Study after study has shown that the best answer is to implement a locally based, competitively negotiated benchmark reimbursement rate that ensures physicians are properly compensated and that patients are protected. This approach ensures patients retain access to the care they need but takes them out of the middle.
AHIP supports legislation that would establish this benchmark rate – because that’s the proven approach to protect patients and lower costs. The Congressional Budget Office confirms: using a local benchmark to pay for surprise medical bills would save taxpayers $25 billion over 10 years.
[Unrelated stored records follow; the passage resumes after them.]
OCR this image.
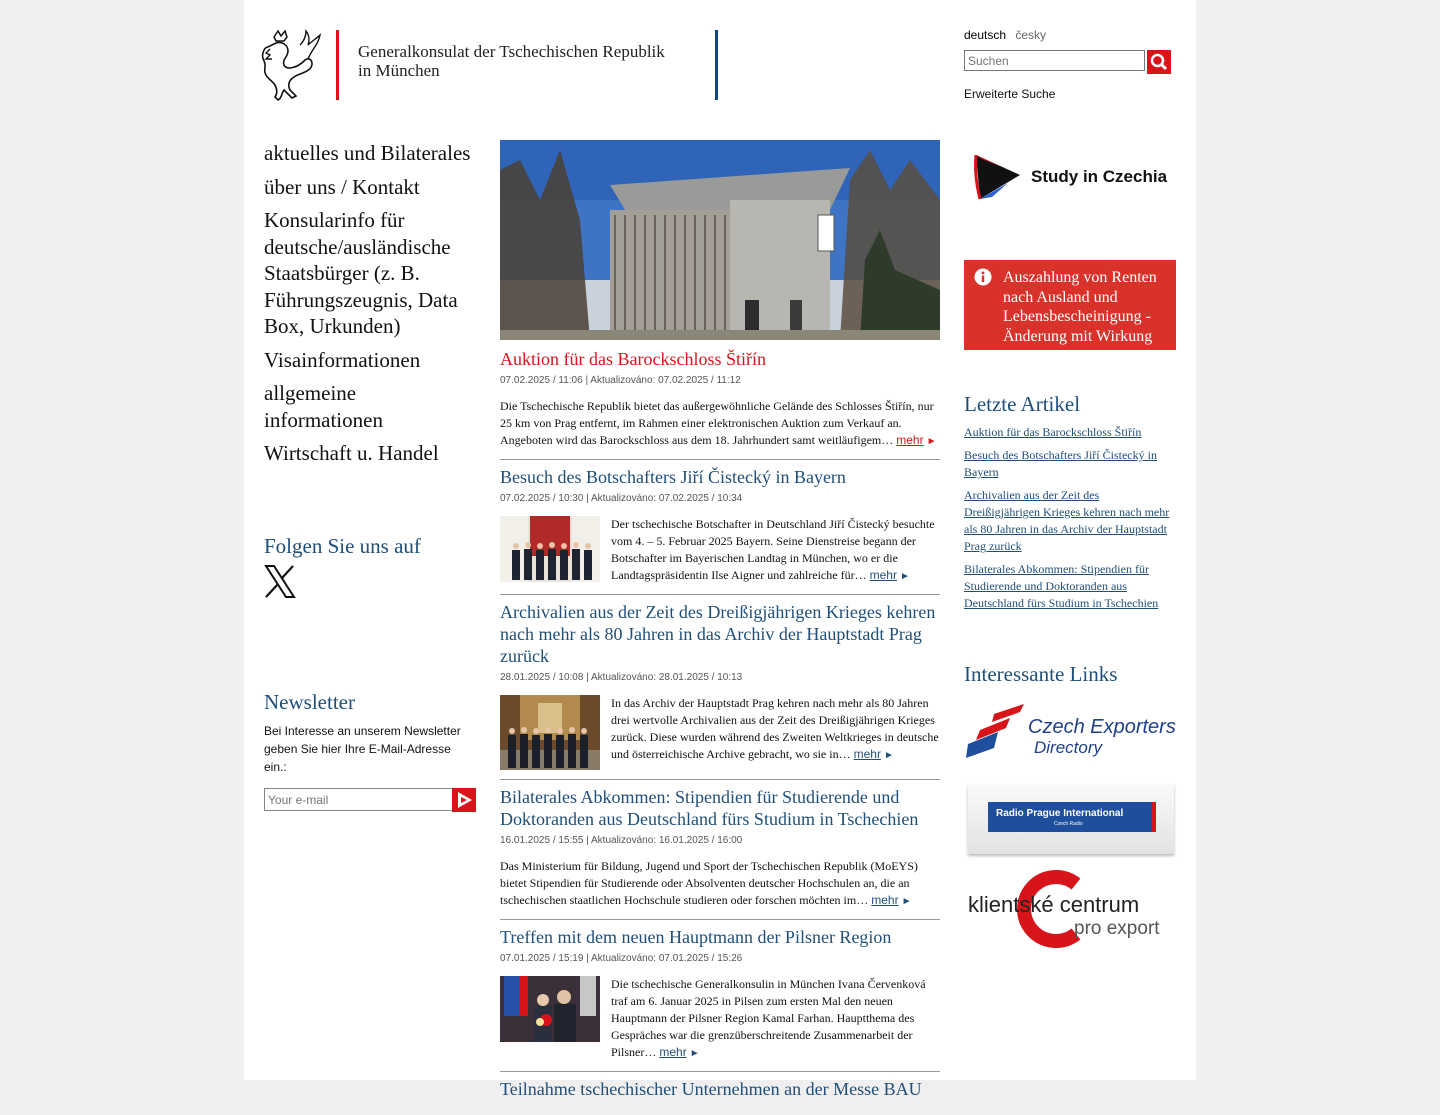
Generalkonsulat der Tschechischen Republik
in München
deutsch česky
Suchen
Erweiterte Suche
aktuelles und Bilaterales
über uns / Kontakt
Konsularinfo für deutsche/ausländische Staatsbürger (z. B. Führungszeugnis, Data Box, Urkunden)
Visainformationen
allgemeine informationen
Wirtschaft u. Handel
Folgen Sie uns auf
Newsletter
Bei Interesse an unserem Newsletter geben Sie hier Ihre E-Mail-Adresse ein.:
Your e-mail
Auktion für das Barockschloss Štiřín
07.02.2025 / 11:06 | Aktualizováno: 07.02.2025 / 11:12
Die Tschechische Republik bietet das außergewöhnliche Gelände des Schlosses Štiřín, nur 25 km von Prag entfernt, im Rahmen einer elektronischen Auktion zum Verkauf an. Angeboten wird das Barockschloss aus dem 18. Jahrhundert samt weitläufigem… mehr ►
Besuch des Botschafters Jiří Čistecký in Bayern
07.02.2025 / 10:30 | Aktualizováno: 07.02.2025 / 10:34
Der tschechische Botschafter in Deutschland Jiří Čistecký besuchte vom 4. – 5. Februar 2025 Bayern. Seine Dienstreise begann der Botschafter im Bayerischen Landtag in München, wo er die Landtagspräsidentin Ilse Aigner und zahlreiche für… mehr ►
Archivalien aus der Zeit des Dreißigjährigen Krieges kehren nach mehr als 80 Jahren in das Archiv der Hauptstadt Prag zurück
28.01.2025 / 10:08 | Aktualizováno: 28.01.2025 / 10:13
In das Archiv der Hauptstadt Prag kehren nach mehr als 80 Jahren drei wertvolle Archivalien aus der Zeit des Dreißigjährigen Krieges zurück. Diese wurden während des Zweiten Weltkrieges in deutsche und österreichische Archive gebracht, wo sie in… mehr ►
Bilaterales Abkommen: Stipendien für Studierende und Doktoranden aus Deutschland fürs Studium in Tschechien
16.01.2025 / 15:55 | Aktualizováno: 16.01.2025 / 16:00
Das Ministerium für Bildung, Jugend und Sport der Tschechischen Republik (MoEYS) bietet Stipendien für Studierende oder Absolventen deutscher Hochschulen an, die an tschechischen staatlichen Hochschule studieren oder forschen möchten im… mehr ►
Treffen mit dem neuen Hauptmann der Pilsner Region
07.01.2025 / 15:19 | Aktualizováno: 07.01.2025 / 15:26
Die tschechische Generalkonsulin in München Ivana Červenková traf am 6. Januar 2025 in Pilsen zum ersten Mal den neuen Hauptmann der Pilsner Region Kamal Farhan. Hauptthema des Gespräches war die grenzüberschreitende Zusammenarbeit der Pilsner… mehr ►
Teilnahme tschechischer Unternehmen an der Messe BAU
Study in Czechia
Auszahlung von Renten nach Ausland und Lebensbescheinigung - Änderung mit Wirkung
Letzte Artikel
Auktion für das Barockschloss Štiřín
Besuch des Botschafters Jiří Čistecký in Bayern
Archivalien aus der Zeit des Dreißigjährigen Krieges kehren nach mehr als 80 Jahren in das Archiv der Hauptstadt Prag zurück
Bilaterales Abkommen: Stipendien für Studierende und Doktoranden aus Deutschland fürs Studium in Tschechien
Interessante Links
Czech Exporters
Directory
Radio Prague International
Czech Radio
klientské centrum
pro export
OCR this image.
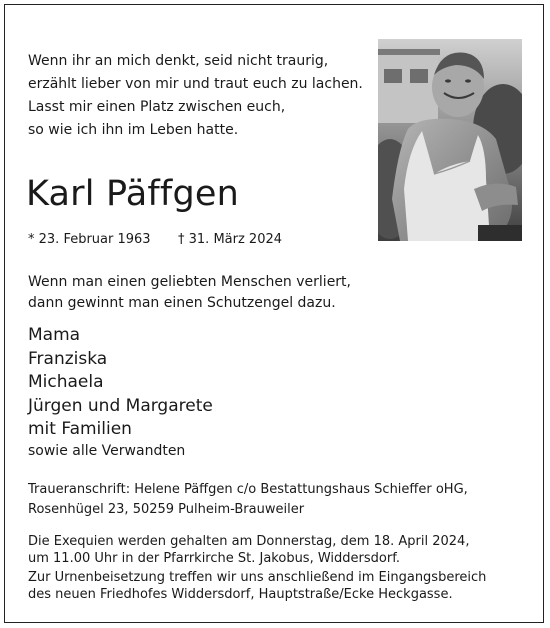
Wenn ihr an mich denkt, seid nicht traurig,
erzählt lieber von mir und traut euch zu lachen.
Lasst mir einen Platz zwischen euch,
so wie ich ihn im Leben hatte.
Karl Päffgen
* 23. Februar 1963 † 31. März 2024
Wenn man einen geliebten Menschen verliert,
dann gewinnt man einen Schutzengel dazu.
Mama
Franziska
Michaela
Jürgen und Margarete
mit Familien
sowie alle Verwandten
Traueranschrift: Helene Päffgen c/o Bestattungshaus Schieffer oHG,
Rosenhügel 23, 50259 Pulheim-Brauweiler
Die Exequien werden gehalten am Donnerstag, dem 18. April 2024,
um 11.00 Uhr in der Pfarrkirche St. Jakobus, Widdersdorf.
Zur Urnenbeisetzung treffen wir uns anschließend im Eingangsbereich
des neuen Friedhofes Widdersdorf, Hauptstraße/Ecke Heckgasse.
What’s the hold up? Private equity firms who own care provider groups and seek to pad their profits at the expense of patients are needlessly sowing fear of ‘fewer doctors.’ But in California, we have seen that a benchmark solution has not only lowered costs but also increased the number of in-network doctors.
Some of these same opponents have suggested that arbitration could help solve this problem. However, arbitration would further allow providers to price gouge patients and then shift responsibility for the final decision about who pays what to a series of bureaucrats and lawyers – but that approach won’t have the best interests of patients in mind. Ultimately, the result would be a higher cost of care and higher premiums for patients. A new report from Brookings shows that arbitration in New York State “is substantially increasing what New Yorkers pay for health care.”
AHIP has partnered with a broad coalition of consumer groups, employers and other groups to advocate for patient-centric solutions to the problem of surprise medical bills. And we stand ready to work with any and all stakeholders to protect patients, lower costs and give patients peace of mind in knowing that they won’t be hit with an outrageous medical bill they never expected.